Linear Data Structure
A data structure with homogeneous elements arranged in a linear sequence.
Array
A sequence of finite items of the same data type stored contiguously in memory, accessed by indexing.
Linked List
A sequence of nodes where each node contains data and links to other nodes.
Singly Linked List
A linked list where each node points to the next node.
Doubly Linked List
A linked list where each node points to both its predecessor and successor.
Stack
A linear data structure that follows the LIFO (Last In, First Out) principle.
Push operation
The process of adding an element to the top of a stack.
Pop operation
The process of removing the top element from a stack.
Reverse Polish Notation (RPN)
A notation where every operator follows all of its operands.
Queue
A data structure where items are added at one end (rear) and removed from another end (front) following FIFO (First In, First Out).
Enqueue operation
The process of adding an element to the rear of a queue.
Dequeue operation
The process of removing an element from the front of a queue.
Non-linear Data Structure
A data structure that does not organize data sequentially, exhibiting hierarchical relationships.
Tree
A connected acyclic graph with nodes and edges, where each node has at most two children.
Binary Search Tree
A binary tree in which every node has lesser values on the left and greater on the right.
AVL Tree
A self-balancing binary search tree where the balance factor is maintained.
Hashing
The process of converting data into a shorter fixed-length key representing the original value.
Graph
A collection of vertices and edges connecting them.
Directed Graph
A graph where edges have a direction.
Algorithm
A sequence of unambiguous instructions for solving a problem.

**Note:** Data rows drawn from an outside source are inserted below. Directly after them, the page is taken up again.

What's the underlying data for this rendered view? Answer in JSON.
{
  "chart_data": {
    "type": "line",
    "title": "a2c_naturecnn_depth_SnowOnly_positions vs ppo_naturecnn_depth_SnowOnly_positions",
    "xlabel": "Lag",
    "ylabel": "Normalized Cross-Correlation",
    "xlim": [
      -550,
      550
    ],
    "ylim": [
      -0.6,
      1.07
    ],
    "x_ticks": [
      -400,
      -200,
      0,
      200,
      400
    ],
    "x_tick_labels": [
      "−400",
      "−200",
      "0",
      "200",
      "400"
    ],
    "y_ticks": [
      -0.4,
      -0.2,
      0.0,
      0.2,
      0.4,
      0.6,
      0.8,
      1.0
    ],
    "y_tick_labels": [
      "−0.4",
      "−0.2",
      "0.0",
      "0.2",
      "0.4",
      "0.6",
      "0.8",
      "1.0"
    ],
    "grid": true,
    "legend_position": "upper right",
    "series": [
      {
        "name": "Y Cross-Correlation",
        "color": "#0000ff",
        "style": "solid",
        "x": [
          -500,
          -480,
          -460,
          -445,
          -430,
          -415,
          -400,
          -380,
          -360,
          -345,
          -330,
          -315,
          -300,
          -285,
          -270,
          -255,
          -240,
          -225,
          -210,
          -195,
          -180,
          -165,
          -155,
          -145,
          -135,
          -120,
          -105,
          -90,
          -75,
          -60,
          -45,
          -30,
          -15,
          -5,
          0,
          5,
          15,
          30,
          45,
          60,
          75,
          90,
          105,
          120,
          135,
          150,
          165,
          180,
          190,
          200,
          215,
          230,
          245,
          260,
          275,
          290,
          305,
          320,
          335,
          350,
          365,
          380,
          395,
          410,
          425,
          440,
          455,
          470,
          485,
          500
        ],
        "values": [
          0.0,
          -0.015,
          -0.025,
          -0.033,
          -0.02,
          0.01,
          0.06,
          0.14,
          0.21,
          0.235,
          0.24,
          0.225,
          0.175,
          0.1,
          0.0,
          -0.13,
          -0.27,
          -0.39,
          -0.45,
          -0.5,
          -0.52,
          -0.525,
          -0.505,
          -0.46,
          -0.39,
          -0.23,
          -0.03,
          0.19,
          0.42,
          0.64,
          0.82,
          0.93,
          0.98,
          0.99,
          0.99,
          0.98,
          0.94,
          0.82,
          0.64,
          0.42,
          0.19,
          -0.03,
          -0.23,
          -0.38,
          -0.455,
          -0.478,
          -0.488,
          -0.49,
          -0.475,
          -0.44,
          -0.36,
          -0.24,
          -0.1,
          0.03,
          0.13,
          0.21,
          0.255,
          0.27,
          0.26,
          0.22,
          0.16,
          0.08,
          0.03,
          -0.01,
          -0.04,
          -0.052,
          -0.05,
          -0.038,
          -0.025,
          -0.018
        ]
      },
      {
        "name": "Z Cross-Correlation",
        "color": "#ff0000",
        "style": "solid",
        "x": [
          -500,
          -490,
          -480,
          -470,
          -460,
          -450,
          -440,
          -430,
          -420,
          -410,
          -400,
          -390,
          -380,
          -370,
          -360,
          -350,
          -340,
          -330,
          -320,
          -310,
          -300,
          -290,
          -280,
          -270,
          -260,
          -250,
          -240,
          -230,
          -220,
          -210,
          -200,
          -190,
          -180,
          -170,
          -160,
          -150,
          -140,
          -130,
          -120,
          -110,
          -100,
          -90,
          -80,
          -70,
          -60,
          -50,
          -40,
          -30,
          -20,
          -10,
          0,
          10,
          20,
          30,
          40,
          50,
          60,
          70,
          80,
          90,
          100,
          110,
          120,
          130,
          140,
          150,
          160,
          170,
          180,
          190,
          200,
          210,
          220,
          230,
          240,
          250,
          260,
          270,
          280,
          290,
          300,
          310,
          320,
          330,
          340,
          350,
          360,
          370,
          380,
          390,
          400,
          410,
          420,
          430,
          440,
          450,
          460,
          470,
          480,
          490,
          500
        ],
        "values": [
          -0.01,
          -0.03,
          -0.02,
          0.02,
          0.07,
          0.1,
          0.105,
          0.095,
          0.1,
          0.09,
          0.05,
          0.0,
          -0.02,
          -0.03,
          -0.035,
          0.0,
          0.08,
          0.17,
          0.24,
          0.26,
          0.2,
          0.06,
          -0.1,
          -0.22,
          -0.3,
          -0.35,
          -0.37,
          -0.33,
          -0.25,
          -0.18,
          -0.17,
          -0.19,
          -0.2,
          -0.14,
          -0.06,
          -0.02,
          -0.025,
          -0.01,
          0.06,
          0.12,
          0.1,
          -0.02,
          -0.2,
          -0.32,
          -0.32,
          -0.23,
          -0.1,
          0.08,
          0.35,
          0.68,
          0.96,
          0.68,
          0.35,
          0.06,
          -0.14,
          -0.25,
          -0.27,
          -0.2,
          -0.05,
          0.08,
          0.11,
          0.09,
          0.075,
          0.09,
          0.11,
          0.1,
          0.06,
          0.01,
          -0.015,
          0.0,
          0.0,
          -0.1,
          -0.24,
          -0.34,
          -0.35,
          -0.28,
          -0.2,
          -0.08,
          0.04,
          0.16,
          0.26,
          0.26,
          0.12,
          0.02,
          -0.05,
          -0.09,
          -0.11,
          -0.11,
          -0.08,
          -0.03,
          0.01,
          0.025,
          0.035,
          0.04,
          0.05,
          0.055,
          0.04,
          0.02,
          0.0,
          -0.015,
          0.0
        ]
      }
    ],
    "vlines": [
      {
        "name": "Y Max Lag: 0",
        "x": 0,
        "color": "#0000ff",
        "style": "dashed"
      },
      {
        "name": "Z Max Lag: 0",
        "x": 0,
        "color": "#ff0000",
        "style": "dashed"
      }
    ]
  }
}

Criteria of a Good Algorithm
Conditions such as input, output, finiteness, definiteness, and effectiveness that determine the quality of an algorithm.
Sorting Problem
An algorithmic problem that involves rearranging items in a specific order.
Searching Problem
An algorithmic problem focused on finding a specific value in a dataset.
Combinatorial Problems
Problems that involve finding combinatorial objects, such as permutations and combinations.